In the southeast of Portugal, there lies a deserted mine village. It’s scenery seems like it’s taken out of a post-apocalyptic novel or movie. Derelict buildings, rusty colossal past-era machinery and crimson red water ponds. It’s not hard to imagine all kinds of different scenarios that might have been going on there. However, the truth is one and we will try to do justice to this now magnificent ruin and tell its story.
The abundance of metals in area is believed to have first been discovered and mined by the Phoenicians and the Carthaginians, later the Romans took control and mined copper, silver and gold. Somehow this period ended and the mine fell out of use. Forgotten, unneeded or simply no one with enough control or force was around in the area that could use it. This went on for centuries. For hundreds of years, the mineral-rich rock lay underground waiting to be rediscovered.
Status quo continued until 1854 when an Italian miner from Piedmont named Nicolau Biava. He claimed the mine and soon after passed the stake to the French mining syndicate La Sabina. During the next years the mining operation started again. The earth was woken up from it’s long dream and people were drilling and extracting ore yet again.
The French syndicate after four years of using the mine leased it to and English mining company, Mason and Barry, on a 50 year contract.
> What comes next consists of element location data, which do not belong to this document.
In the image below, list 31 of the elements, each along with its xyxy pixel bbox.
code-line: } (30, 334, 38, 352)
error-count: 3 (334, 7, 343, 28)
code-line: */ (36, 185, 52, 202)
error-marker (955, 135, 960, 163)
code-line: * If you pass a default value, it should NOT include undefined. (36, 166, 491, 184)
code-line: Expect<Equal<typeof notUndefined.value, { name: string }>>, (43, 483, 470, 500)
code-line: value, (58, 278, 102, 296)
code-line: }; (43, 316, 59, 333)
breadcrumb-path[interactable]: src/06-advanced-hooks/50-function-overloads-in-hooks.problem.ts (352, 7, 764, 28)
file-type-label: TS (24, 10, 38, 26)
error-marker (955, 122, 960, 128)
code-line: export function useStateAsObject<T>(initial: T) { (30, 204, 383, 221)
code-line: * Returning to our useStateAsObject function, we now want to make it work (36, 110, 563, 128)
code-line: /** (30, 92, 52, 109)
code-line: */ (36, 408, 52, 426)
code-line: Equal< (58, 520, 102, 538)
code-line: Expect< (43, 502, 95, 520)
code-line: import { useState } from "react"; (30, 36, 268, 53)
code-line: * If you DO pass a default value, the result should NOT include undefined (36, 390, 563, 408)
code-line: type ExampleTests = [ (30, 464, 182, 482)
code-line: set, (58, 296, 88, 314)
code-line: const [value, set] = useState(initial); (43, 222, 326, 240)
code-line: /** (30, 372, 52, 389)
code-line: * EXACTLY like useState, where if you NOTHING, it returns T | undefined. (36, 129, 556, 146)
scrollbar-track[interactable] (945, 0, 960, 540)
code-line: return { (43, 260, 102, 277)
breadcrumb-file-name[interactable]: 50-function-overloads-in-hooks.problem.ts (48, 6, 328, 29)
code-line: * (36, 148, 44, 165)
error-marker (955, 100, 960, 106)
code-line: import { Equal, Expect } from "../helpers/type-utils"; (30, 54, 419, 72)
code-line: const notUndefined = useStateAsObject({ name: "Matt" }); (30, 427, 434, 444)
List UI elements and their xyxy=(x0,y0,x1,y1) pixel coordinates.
At this time, with the Industrial Revolution booming up all throughout Europe and the United States, copper was in high demand. Appointed as a patron of the mining operation was the industrial mining expert of the time, Sir Francis Barry, and as his right hand he took his brother in law James Mason.
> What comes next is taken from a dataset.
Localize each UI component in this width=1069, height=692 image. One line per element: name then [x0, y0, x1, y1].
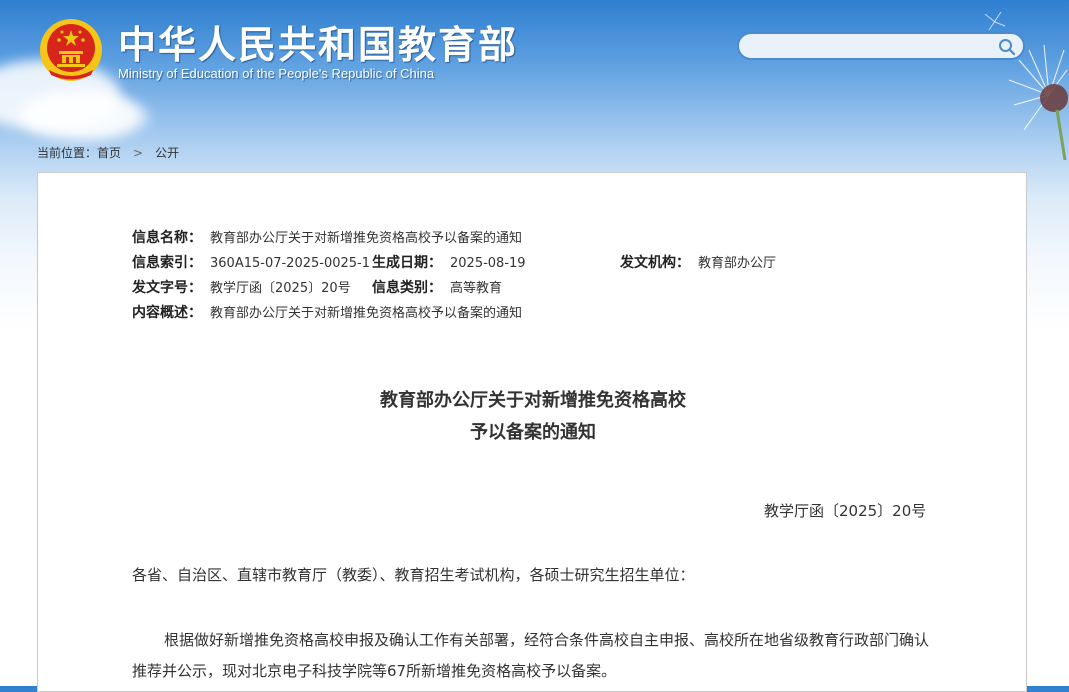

Once the English took over, the whole area of the mine underwent great development. More houses were built and more Portuguese workers were employed in the mine. The great expansion included an 11 mile (18 km) railway that connected the mine of São Domingo to the nearby port of Pomarão. The port was also a byproduct of the Industrial Revolution as it was established to mainly serve the mine.
Being a river port it got destroyed by a great flood that lasted for two days on December 6 to 8 in 1876 but soon after it was rebuilt and ready to ship ore once again, mostly to England but other places as well.
Copper was the main product until sulfuric acid became popular and widely used. At this point the mining operations changed its tack and jumped from copper to sulfur extraction. This lasted until until 25 megatons of ore had been extracted from the mine in 1966. That year the mine closed it’s pits for good.
Many years after São Domingo mine closed, the old mine headquarters were converted into a hotel. In addition an old miner’s cottage was renovated as a small museum, showing the original conditions in which the Portuguese miners used to live. The old village cinema hosts an exhibition of old photographs and information registry of the miners and the operations.
Today the location is open to the public with no restriction. Anyone can go and visit the old village and the São Domingo mine, walk around freely and feel like they just came out of a time machine. The only dangerous thing, besides climbing the rusty machinery or falling apart buildings, is the heat. The south of Portugal is very hot during the summer months and with this place being huge it is more than recommended to bring a lot of water.